AMA Drops Support For Permanent SGR Fix that Delays Individual Mandate
The American Medical Association (AMA) on Thursday took the unusual step of writing to Congress to express its disappointment in the current proposal to pay for a permanent repeal of the sustainable growth rate (SGR) formula by delaying the Affordable Care Act’s mandate that individuals must purchase insurance or pay a penalty for five years.
The following day, the House voted 238-181 to pass the SGR repeal with the individual mandate delay, setting the bill (H.R. 4015) up for almost certain defeat in the Senate. A total of 12 Democrats broke ranks with their party and voted for the bill.
In the letter to the House leadership — John Boehner (R-Ohio), the speaker, and Nancy Pelosi (D-Calif.), the minority leader — and all House members, James L. Madara, M.D., the AMA Executive President and CEO, said that the AMA believes the effort to permanently repeal the SGR has become “a victim of partisan approaches to resolve budgetary issues.”
He noted that the AMA continued to support the physician payment and delivery system reform contained in the SGR repeal bill (H.R. 4015/S. 2000), and reminded legislators that short-term remedies (aka, SGR temporary patches) are no longer acceptable.
Since last week when the GOP House leadership first proposed delaying the individual mandate by five years to pay for the SGR repeal, President Obama has promised that he will veto any such bill that makes it to his desk. According to a Congressional Budget Office analysis of the SGR repeal with the 5-year individual mandate delay, it would likely lead to millions foregoing insurance and higher costs for those who do sign up — in other words, a real poison pill for the president’s signature piece of legislation.
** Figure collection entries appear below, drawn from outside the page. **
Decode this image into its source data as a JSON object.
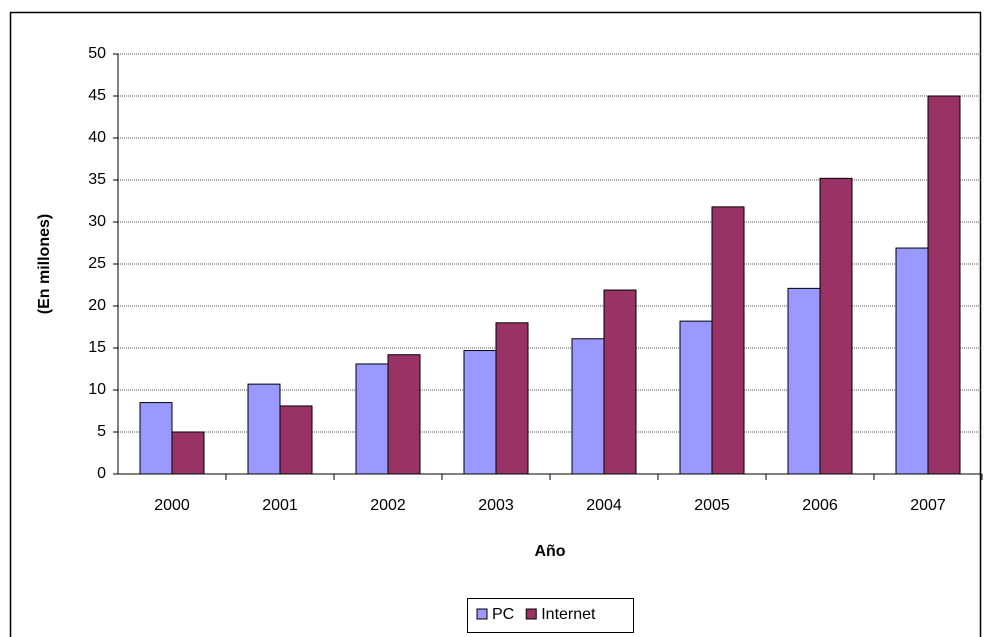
{
  "chart_data": {
    "type": "bar",
    "x_label": "Año",
    "y_label": "(En millones)",
    "categories": [
      "2000",
      "2001",
      "2002",
      "2003",
      "2004",
      "2005",
      "2006",
      "2007"
    ],
    "series": [
      {
        "name": "PC",
        "color": "#9999ff",
        "values": [
          8.5,
          10.7,
          13.1,
          14.7,
          16.1,
          18.2,
          22.1,
          26.9
        ]
      },
      {
        "name": "Internet",
        "color": "#993366",
        "values": [
          5.0,
          8.1,
          14.2,
          18.0,
          21.9,
          31.8,
          35.2,
          45.0
        ]
      }
    ],
    "ylim": [
      0,
      50
    ],
    "yticks": [
      0,
      5,
      10,
      15,
      20,
      25,
      30,
      35,
      40,
      45,
      50
    ],
    "grid": true,
    "legend": "bottom"
  }
}
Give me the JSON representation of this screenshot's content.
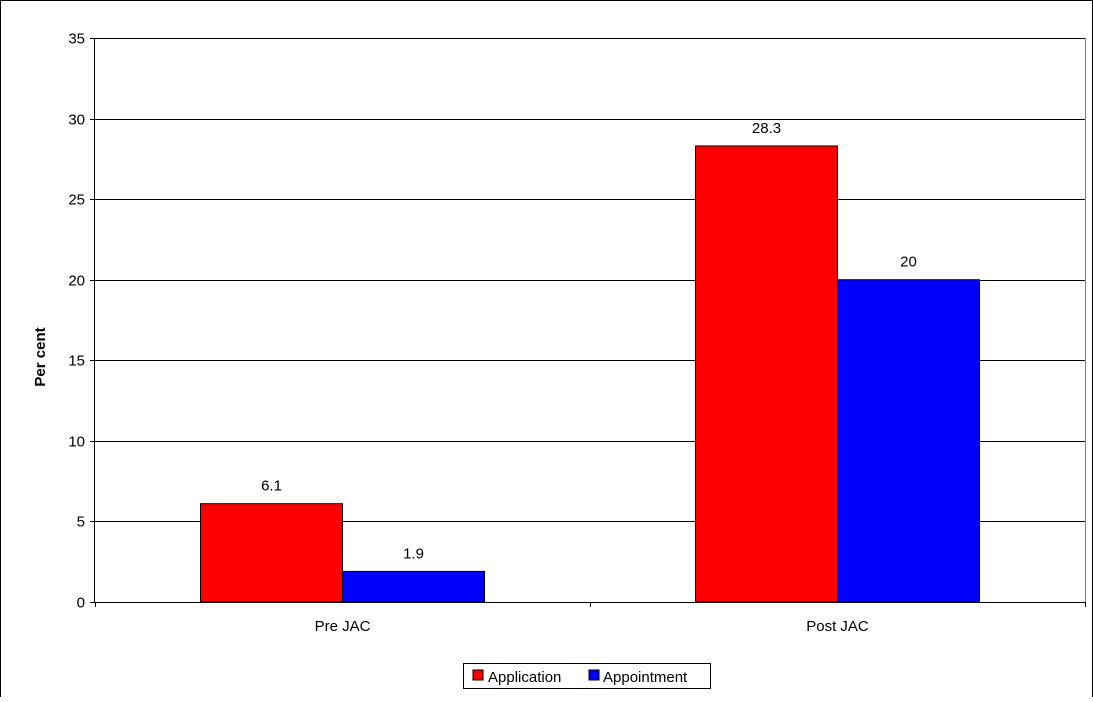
{
  "chart_data": {
    "type": "bar",
    "title": "",
    "xlabel": "",
    "ylabel": "Per cent",
    "ylim": [
      0,
      35
    ],
    "yticks": [
      0,
      5,
      10,
      15,
      20,
      25,
      30,
      35
    ],
    "categories": [
      "Pre JAC",
      "Post JAC"
    ],
    "series": [
      {
        "name": "Application",
        "values": [
          6.1,
          28.3
        ],
        "value_labels": [
          "6.1",
          "28.3"
        ],
        "color": "#ff0000"
      },
      {
        "name": "Appointment",
        "values": [
          1.9,
          20
        ],
        "value_labels": [
          "1.9",
          "20"
        ],
        "color": "#0000ff"
      }
    ],
    "grid": true,
    "legend_position": "bottom"
  }
}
Meanwhile, powerful GOP Senators Mitch McConnell (R-Ky.), John Cornyn (R-Tex.) and Orrin Hatch (R-Utah) have introduced their own SGR replacement bill in the Senate that repeals the individual mandate completely. It is rival legislation to the SGR repeal and physician payment reform bill that Senate Majority Leader Harry Reid (D-Nev.) is seeking to bring up for a vote. The Sen. Reid version of the SGR repeal does not have a “pay-for” included in the bill.
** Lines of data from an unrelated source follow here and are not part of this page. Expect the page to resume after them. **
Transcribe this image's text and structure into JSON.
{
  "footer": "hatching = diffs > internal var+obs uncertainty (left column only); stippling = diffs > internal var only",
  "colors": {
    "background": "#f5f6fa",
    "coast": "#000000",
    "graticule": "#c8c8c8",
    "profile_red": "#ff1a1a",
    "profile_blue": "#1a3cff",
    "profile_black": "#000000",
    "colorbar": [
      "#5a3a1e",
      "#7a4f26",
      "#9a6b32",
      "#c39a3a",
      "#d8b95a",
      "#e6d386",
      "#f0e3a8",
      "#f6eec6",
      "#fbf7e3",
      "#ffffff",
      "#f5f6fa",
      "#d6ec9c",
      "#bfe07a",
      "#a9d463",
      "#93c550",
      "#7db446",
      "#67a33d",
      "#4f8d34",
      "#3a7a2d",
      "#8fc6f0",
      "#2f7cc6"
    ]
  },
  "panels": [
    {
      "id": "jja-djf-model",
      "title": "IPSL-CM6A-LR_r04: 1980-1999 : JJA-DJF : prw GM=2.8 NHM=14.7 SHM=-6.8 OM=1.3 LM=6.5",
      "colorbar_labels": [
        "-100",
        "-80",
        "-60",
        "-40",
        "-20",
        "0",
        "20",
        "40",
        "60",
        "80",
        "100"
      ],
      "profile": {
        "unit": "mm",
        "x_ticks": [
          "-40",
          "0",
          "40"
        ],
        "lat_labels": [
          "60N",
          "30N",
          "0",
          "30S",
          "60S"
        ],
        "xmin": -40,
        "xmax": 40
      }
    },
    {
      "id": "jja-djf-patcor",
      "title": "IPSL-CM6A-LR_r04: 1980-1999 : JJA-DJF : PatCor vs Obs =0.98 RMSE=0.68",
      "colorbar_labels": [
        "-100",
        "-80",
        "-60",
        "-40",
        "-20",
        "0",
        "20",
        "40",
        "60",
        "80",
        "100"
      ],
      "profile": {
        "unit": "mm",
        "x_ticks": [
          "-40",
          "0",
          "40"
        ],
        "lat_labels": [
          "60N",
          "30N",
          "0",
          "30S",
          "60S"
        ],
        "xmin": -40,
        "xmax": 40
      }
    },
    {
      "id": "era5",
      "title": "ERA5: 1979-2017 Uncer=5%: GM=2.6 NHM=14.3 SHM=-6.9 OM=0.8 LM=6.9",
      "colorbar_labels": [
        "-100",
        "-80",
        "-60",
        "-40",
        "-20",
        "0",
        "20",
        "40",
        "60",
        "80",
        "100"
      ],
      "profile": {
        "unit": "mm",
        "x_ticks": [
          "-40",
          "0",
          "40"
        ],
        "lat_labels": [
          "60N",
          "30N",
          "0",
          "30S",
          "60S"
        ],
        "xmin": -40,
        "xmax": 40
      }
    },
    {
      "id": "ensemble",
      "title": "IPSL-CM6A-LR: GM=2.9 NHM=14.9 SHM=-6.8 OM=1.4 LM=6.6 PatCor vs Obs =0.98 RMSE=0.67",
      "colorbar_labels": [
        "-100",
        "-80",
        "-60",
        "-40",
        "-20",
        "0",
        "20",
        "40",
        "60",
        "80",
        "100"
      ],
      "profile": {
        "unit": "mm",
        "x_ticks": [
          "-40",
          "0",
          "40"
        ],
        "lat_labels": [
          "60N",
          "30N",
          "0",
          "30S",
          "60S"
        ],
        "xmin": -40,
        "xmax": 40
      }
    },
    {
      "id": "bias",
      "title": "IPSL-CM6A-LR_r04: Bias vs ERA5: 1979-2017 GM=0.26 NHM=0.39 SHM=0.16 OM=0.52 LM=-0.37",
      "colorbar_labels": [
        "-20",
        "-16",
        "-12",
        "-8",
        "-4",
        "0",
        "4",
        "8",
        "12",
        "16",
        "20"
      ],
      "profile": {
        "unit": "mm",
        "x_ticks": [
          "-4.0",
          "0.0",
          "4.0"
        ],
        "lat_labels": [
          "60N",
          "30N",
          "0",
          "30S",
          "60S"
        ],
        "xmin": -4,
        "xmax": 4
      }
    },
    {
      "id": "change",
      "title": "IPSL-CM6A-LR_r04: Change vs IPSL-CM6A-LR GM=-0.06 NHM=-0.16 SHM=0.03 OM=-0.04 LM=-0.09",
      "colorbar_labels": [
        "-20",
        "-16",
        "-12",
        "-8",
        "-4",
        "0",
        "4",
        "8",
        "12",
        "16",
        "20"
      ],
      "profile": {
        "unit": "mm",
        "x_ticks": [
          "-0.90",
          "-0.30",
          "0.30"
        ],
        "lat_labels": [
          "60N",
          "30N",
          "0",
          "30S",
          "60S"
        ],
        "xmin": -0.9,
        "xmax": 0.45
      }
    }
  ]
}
Because of these developments, leading figures in the effort to repeal the SGR formula have begun saying publicly that the repeal is increasingly unlikely to happen this year. Instead, another temporary patch will be passed, most likely expiring sometime after the mid-term elections.
For example, Senator Orrin Hatch told Politico’s Pulse blog that unless Democrats give up on passing the SGR repeal without a way to fund it, Congress will “have to patch it.” He also reportedly said that by the time the patch expires, Republicans may have the majorities they need to pass an SGR repeal with the budget cuts they want. “If the Republicans take control of both houses, we will find the money," he promised Politico.
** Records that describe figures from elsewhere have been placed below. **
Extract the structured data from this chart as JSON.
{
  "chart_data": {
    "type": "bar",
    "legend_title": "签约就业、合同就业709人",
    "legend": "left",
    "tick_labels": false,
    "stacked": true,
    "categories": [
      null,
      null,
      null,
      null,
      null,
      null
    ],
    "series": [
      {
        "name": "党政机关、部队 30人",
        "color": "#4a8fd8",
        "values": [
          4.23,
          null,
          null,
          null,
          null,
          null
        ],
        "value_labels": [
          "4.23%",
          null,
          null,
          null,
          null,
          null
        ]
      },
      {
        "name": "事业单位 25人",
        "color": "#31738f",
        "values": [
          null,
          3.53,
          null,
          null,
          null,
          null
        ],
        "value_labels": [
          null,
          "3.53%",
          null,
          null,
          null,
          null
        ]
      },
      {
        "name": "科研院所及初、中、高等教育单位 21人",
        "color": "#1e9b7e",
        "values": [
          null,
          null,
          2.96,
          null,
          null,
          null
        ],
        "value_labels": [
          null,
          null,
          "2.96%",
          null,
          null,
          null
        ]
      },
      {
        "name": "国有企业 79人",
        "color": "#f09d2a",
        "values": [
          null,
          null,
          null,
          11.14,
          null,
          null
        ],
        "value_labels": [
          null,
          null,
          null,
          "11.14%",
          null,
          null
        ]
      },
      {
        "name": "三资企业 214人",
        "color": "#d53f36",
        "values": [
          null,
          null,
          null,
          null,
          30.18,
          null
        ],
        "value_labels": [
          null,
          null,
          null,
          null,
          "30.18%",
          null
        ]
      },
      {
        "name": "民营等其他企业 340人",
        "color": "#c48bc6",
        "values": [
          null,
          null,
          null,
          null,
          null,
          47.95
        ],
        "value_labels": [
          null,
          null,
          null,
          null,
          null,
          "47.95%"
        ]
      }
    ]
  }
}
Another patch would certainly be bad news for the AMA. Repealing the SGR formula has been the a top legislative agenda for the Association for more than a decade, and 2014 presented one of the best shots it has ever had at a permanent repeal because the slower than anticipated growth in Medicare spending led the CBO to revise the cost of a permanent repeal downward.
This article was updated at 2:25 p.m. EST on March 14, 2013, to include the House vote on H.R. 4015.